Il faudra attendre un autre automne, celui de
1918 pour que l’Argonne retrouve la liberté et la
paix après une meurtrière contre-offensive
allemande. En mars 1918, la grosse Bertha
bombarde Paris. Claude DEBUSSY agonise près de
son piano silencieux. Son ancienne camarade de
classe, la compositrice Mel Bonis échappe par
miracle à la bombe qui tombe sur l’église Saint
Germain l’Auxerrois et fait 80 morts et 60 blessés.
Mel, c’est Mélanie, qui voulait éviter qu’on sache
qu’elle était une femme, car à l’époque, seuls les
hommes compositeurs étaient pris au sérieux.
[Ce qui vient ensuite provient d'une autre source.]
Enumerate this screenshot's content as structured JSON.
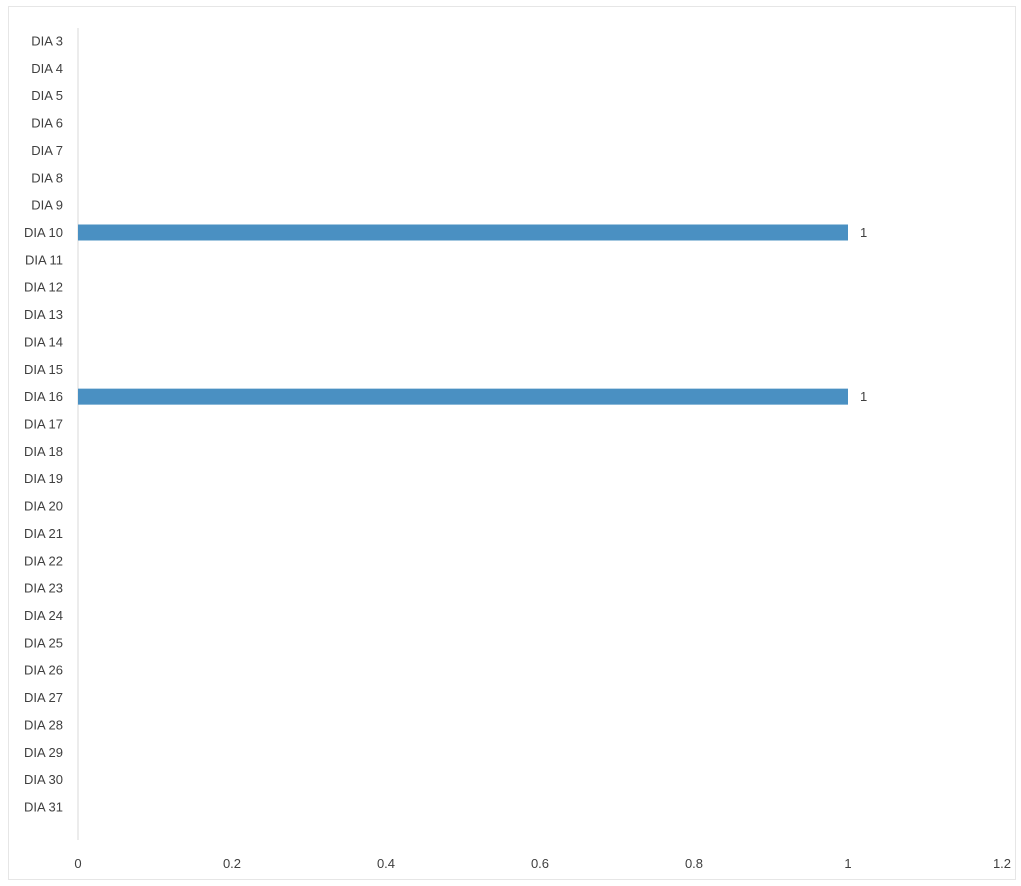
{
  "chart_data": {
    "type": "bar",
    "orientation": "horizontal",
    "title": "",
    "xlabel": "",
    "ylabel": "",
    "categories": [
      "DIA 3",
      "DIA 4",
      "DIA 5",
      "DIA 6",
      "DIA 7",
      "DIA 8",
      "DIA 9",
      "DIA 10",
      "DIA 11",
      "DIA 12",
      "DIA 13",
      "DIA 14",
      "DIA 15",
      "DIA 16",
      "DIA 17",
      "DIA 18",
      "DIA 19",
      "DIA 20",
      "DIA 21",
      "DIA 22",
      "DIA 23",
      "DIA 24",
      "DIA 25",
      "DIA 26",
      "DIA 27",
      "DIA 28",
      "DIA 29",
      "DIA 30",
      "DIA 31"
    ],
    "values": [
      null,
      null,
      null,
      null,
      null,
      null,
      null,
      1,
      null,
      null,
      null,
      null,
      null,
      1,
      null,
      null,
      null,
      null,
      null,
      null,
      null,
      null,
      null,
      null,
      null,
      null,
      null,
      null,
      null
    ],
    "data_labels": [
      "",
      "",
      "",
      "",
      "",
      "",
      "",
      "1",
      "",
      "",
      "",
      "",
      "",
      "1",
      "",
      "",
      "",
      "",
      "",
      "",
      "",
      "",
      "",
      "",
      "",
      "",
      "",
      "",
      ""
    ],
    "xlim": [
      0,
      1.2
    ],
    "x_ticks": [
      "0",
      "0.2",
      "0.4",
      "0.6",
      "0.8",
      "1",
      "1.2"
    ],
    "grid": false,
    "legend": "none",
    "bar_color": "#4a90c2"
  }
}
Camille Saint Saens (au prénom féminin et
masculin) écrira après avoir entendu avec
admiration une œuvre de la compositrice : « Je ne
croyais pas qu’une femme puisse écrire cela. » Elle
fut néanmoins secrétaire de la Société nationale
de musique et compositrice de talent dont on
redécouvre l’œuvre. Aimant la solitude de la
campagne favorable au repos et à l’écriture
musicale, elle composa, entre autres, des Scènes
de la forêt et ce trio bucolique pour flûte, cor et
piano.
7. BONIS. Trio pour flûte, cor et piano.